Wednesday, May 9, 2018

A PASSING CONCERN ONLY

I read about this story everywhere and had a memory of a story I read many years ago by Jack Du Brul.
The largest of these reached a magnitude of 3.2 on the Richter scale around 22 miles (35km) from Puerto La Luz, Port of Las Palmas de Gran Canaria.
Most of the earthquakes, of which 94 were located by earthquake experts, hit a region between Tenerife and Gran Canaria along a known underwater fault line.
A number of the tremors rocked Mount Teide, sparking concerns among locals that the volcano may erupt, but scientists said these secondary quakes were triggered by nearby activity. (I bolded this bit)
From Du Brul's novel, Deep Fire Rising, an apocalyptic look at a volcano in the Canary Islands.
"That year, the Cumbre Vieja volcano, which dominates the southern third of the island, erupted over the course of several days. This in itself isn't unusual. She generally pops every two hundred years or so.

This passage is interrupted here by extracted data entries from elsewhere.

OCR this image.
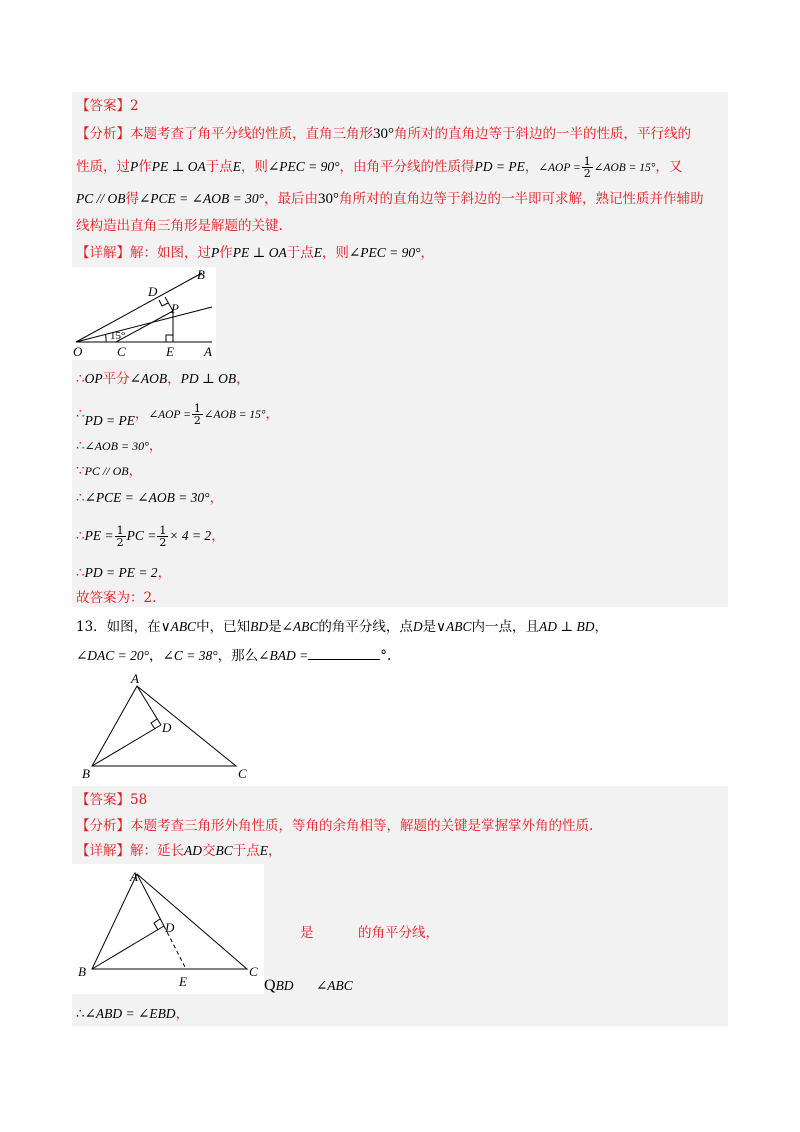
【答案】2
【分析】本题考查了角平分线的性质，直角三角形30°角所对的直角边等于斜边的一半的性质，平行线的
性质，过P作PE ⊥ OA于点E，则∠PEC = 90°，由角平分线的性质得PD = PE，∠AOP = $\frac{1}{2}$ ∠AOB = 15°，又
PC // OB得∠PCE = ∠AOB = 30°，最后由30°角所对的直角边等于斜边的一半即可求解，熟记性质并作辅助
线构造出直角三角形是解题的关键.
【详解】解：如图，过P作PE ⊥ OA于点E，则∠PEC = 90°，
15°
O	C	E A
B
D
P
∴OP平分∠AOB，PD ⊥ OB，
∴PD = PE，∠AOP = $\frac{1}{2}$ ∠AOB = 15°，
∴∠AOB = 30°，
∵PC // OB，
∴∠PCE = ∠AOB = 30°，
∴PE = $\frac{1}{2}$ PC = $\frac{1}{2} \times 4 = 2$，
∴PD = PE = 2，
故答案为：2.
13．如图，在∨ABC中，已知BD是∠ABC的角平分线，点D是∨ABC内一点，且AD ⊥ BD，
∠DAC = 20°，∠C = 38°，那么∠BAD =	°.
A
B	C
D
【答案】58
【分析】本题考查三角形外角性质，等角的余角相等，解题的关键是掌握掌外角的性质.
【详解】解：延长AD交BC于点E，
A
B	C
D
E
是	的角平分线，
QBD ∠ABC
∴∠ABD = ∠EBD，
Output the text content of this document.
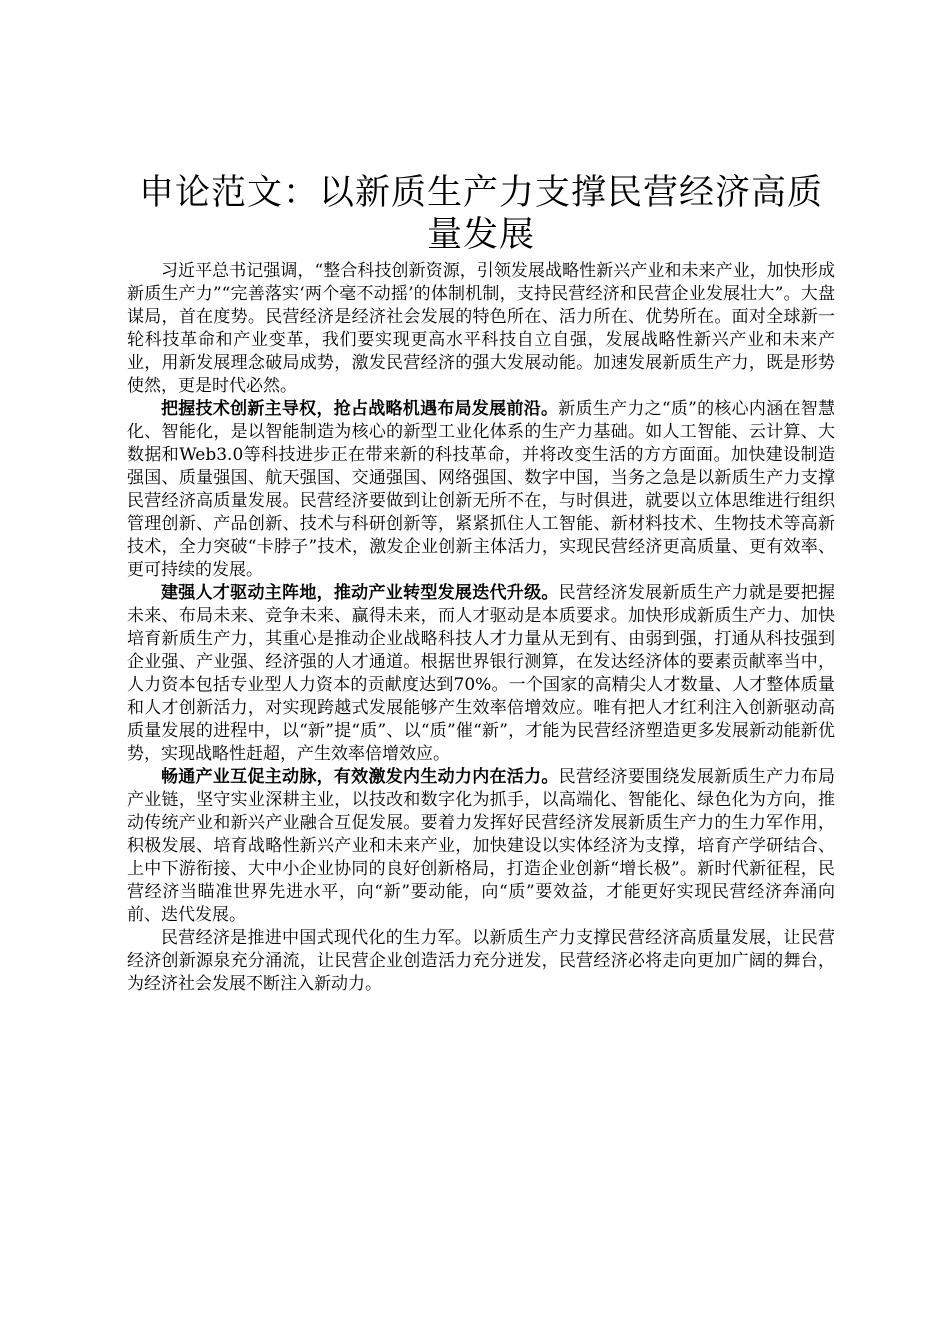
申论范文：以新质生产力支撑民营经济高质量发展

习近平总书记强调，“整合科技创新资源，引领发展战略性新兴产业和未来产业，加快形成新质生产力”“完善落实‘两个毫不动摇’的体制机制，支持民营经济和民营企业发展壮大”。大盘谋局，首在度势。民营经济是经济社会发展的特色所在、活力所在、优势所在。面对全球新一轮科技革命和产业变革，我们要实现更高水平科技自立自强，发展战略性新兴产业和未来产业，用新发展理念破局成势，激发民营经济的强大发展动能。加速发展新质生产力，既是形势使然，更是时代必然。

把握技术创新主导权，抢占战略机遇布局发展前沿。新质生产力之“质”的核心内涵在智慧化、智能化，是以智能制造为核心的新型工业化体系的生产力基础。如人工智能、云计算、大数据和Web3.0等科技进步正在带来新的科技革命，并将改变生活的方方面面。加快建设制造强国、质量强国、航天强国、交通强国、网络强国、数字中国，当务之急是以新质生产力支撑民营经济高质量发展。民营经济要做到让创新无所不在，与时俱进，就要以立体思维进行组织管理创新、产品创新、技术与科研创新等，紧紧抓住人工智能、新材料技术、生物技术等高新技术，全力突破“卡脖子”技术，激发企业创新主体活力，实现民营经济更高质量、更有效率、更可持续的发展。

建强人才驱动主阵地，推动产业转型发展迭代升级。民营经济发展新质生产力就是要把握未来、布局未来、竞争未来、赢得未来，而人才驱动是本质要求。加快形成新质生产力、加快培育新质生产力，其重心是推动企业战略科技人才力量从无到有、由弱到强，打通从科技强到企业强、产业强、经济强的人才通道。根据世界银行测算，在发达经济体的要素贡献率当中，人力资本包括专业型人力资本的贡献度达到70%。一个国家的高精尖人才数量、人才整体质量和人才创新活力，对实现跨越式发展能够产生效率倍增效应。唯有把人才红利注入创新驱动高质量发展的进程中，以“新”提“质”、以“质”催“新”，才能为民营经济塑造更多发展新动能新优势，实现战略性赶超，产生效率倍增效应。

畅通产业互促主动脉，有效激发内生动力内在活力。民营经济要围绕发展新质生产力布局产业链，坚守实业深耕主业，以技改和数字化为抓手，以高端化、智能化、绿色化为方向，推动传统产业和新兴产业融合互促发展。要着力发挥好民营经济发展新质生产力的生力军作用，积极发展、培育战略性新兴产业和未来产业，加快建设以实体经济为支撑，培育产学研结合、上中下游衔接、大中小企业协同的良好创新格局，打造企业创新“增长极”。新时代新征程，民营经济当瞄准世界先进水平，向“新”要动能，向“质”要效益，才能更好实现民营经济奔涌向前、迭代发展。

民营经济是推进中国式现代化的生力军。以新质生产力支撑民营经济高质量发展，让民营经济创新源泉充分涌流，让民营企业创造活力充分迸发，民营经济必将走向更加广阔的舞台，为经济社会发展不断注入新动力。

What made the 'forty-nine eruption unusual is the four-meter-wide crack that appeared along the center of the island. The western flank of the island, a chunk of rock about a hundred twenty cubic kilometers in size, slipped a few feet toward the sea and stopped."...
 "According to the computer modeling done a few years back, the wave will be one thousand feet tall and would have already traveled outward at least sixty miles in the first ten minutes after the landslide. It would cross the ocean at about five hundred miles per hour, radiating in all directions. North Africa would be hit first. The wave will have abated to three hundred fifty feet by then and fortunately that part of the continent is sparsely populated. Loss of life would be minimal. Next would be Spain, Portugal and then southern England. The wave crest at this time will top out at over a hundred feet, still carrying enough energy to ricochet and radiate through the English Channel and completely drown all of the Netherlands."
Well, you should read the book to find out what that tsunami does when it reaches the Americas. You can see that reasonable people still fear another eruption. As Du Brul finished in his Author's Note:
As for the Canary Island La Palma—well, this is where I started working my imagination. If the island stays true to its history of eruptions, the Cumbre Vieja volcano will become active again in the next two hundred years or so. The eruption will further fracture the island's western flank and it is probable that the trillion-ton slab of rock will crash into the Atlantic. The devastation to the United States, Europe and Africa described by Mercer will occur. The truly fictional element of Deep Fire Rising is that there is something that can be done to stop it. There isn't.
But I'm sure there's nothing to worry about.

2 comments:

Brig said...

If that is supposed to be my biggest concern, I'm not going to worry about it.
Besides the fish are biting...

HMS Defiant said...

No no. I just thought it was interesting that reading those articles about the hundreds of quakes around the Canary Islands instantly recalled the vision of that huge chunk of earth splash into the sea and wipe out much of the old and new world. Du Brul wrote some interesting books and I enjoyed his protagonist and his side kick. They reminded me of Travis Mcgee and his sidekick.